The question for these parents is therefore pressing, and will probably need to be answered before the end of the calendar year. Of course you want to file the FAFSA as soon as possible after October 1 so your student can qualify for the maximum amount of financial aid. In this case, the federal and state governments help to cover part or all of the costs through various grant, loan and scholarship programs. Even after financial aid offers have been proffered by the desired colleges, though, it is most likely that there will still be a certain amount of money that will have to be paid by the family for college and associated expenses.
Some parents might have started a college savings plan when their child was born, or perhaps a grandparent has invested in a 529 savings plan, which will be a tremendous help, but difficult decisions will need to be made in most families. Parents must sit down with their children, discuss the reality of the family’s financial situation, and completely answer the financial responsibility question before sending the student off to college. Here are a few thoughts which can be taken into consideration during these discussions:
• Must parents pay for college? You might be surprised to find out that technically, no, parents are not legally required to pay for college. Once a child reaches the age of 18, he or she is considered an adult. This does not address the moral question of whether parents should pay for college, and divorced parents may indeed be required by the terms of their divorce settlement to contribute to college costs, but in most cases it is not a legal requirement. In some instances the child may already be considered independent for financial aid purposes.

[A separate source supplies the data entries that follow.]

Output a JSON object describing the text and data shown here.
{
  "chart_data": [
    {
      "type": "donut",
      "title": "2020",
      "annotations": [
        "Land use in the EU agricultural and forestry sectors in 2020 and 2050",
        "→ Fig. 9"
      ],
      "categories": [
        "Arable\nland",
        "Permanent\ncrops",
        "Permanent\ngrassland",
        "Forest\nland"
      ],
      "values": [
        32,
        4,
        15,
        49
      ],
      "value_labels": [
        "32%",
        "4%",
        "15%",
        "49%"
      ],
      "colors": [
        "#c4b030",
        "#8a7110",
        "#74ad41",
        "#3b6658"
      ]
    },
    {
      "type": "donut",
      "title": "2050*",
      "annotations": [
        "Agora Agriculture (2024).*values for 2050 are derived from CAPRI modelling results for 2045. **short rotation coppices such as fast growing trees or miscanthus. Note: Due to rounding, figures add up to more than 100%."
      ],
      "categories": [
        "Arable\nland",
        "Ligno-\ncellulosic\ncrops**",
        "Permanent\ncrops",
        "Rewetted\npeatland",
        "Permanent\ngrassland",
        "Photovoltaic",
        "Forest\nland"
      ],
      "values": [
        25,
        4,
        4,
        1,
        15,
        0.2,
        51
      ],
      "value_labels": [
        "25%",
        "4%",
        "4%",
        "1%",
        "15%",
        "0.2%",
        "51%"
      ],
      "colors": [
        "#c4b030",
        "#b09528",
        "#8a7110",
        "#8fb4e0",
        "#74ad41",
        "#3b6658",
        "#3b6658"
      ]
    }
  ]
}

• Should parents pay for college? If a student still lives at home and is considered to be dependent, then the parents’ income will be taken into consideration when financial aid is being granted by the various colleges. Wealthy parents might earn so much money that their student does not qualify for a substantial amount of financial aid, but it is only assumed that they will pay the costs, not required. Divorced or separated parents might also be surprised that some colleges will take the non-custodial parent’s income into consideration when computing financial aid. Most parents, however, feel that they do want to pay all or at least some of the college costs, depending on their own financial situation, to better prepare their child for the future job market. The amount they can afford may be affected by the size of their family, the need to support their parents, or saving for their own retirement. The amount of money the family will be able to contribute to the college costs should be clearly explained to the student so there are no surprises.
• Should students pay for college? Some parents, on the other hand, firmly believe that their children should learn about managing money by paying for their own college education. The thought process is that anything worth getting is worth working for. Although there are some students who do manage to work their way through college, most end up funding their education through student loans, which could have a negative financial impact on their own future.
Most families settle on some combination of taking money from savings, direct financial support, and having the student work or borrow the money. In any case the responsibilities and expectations should be clearly delineated so the student knows what to expect before even applying to college.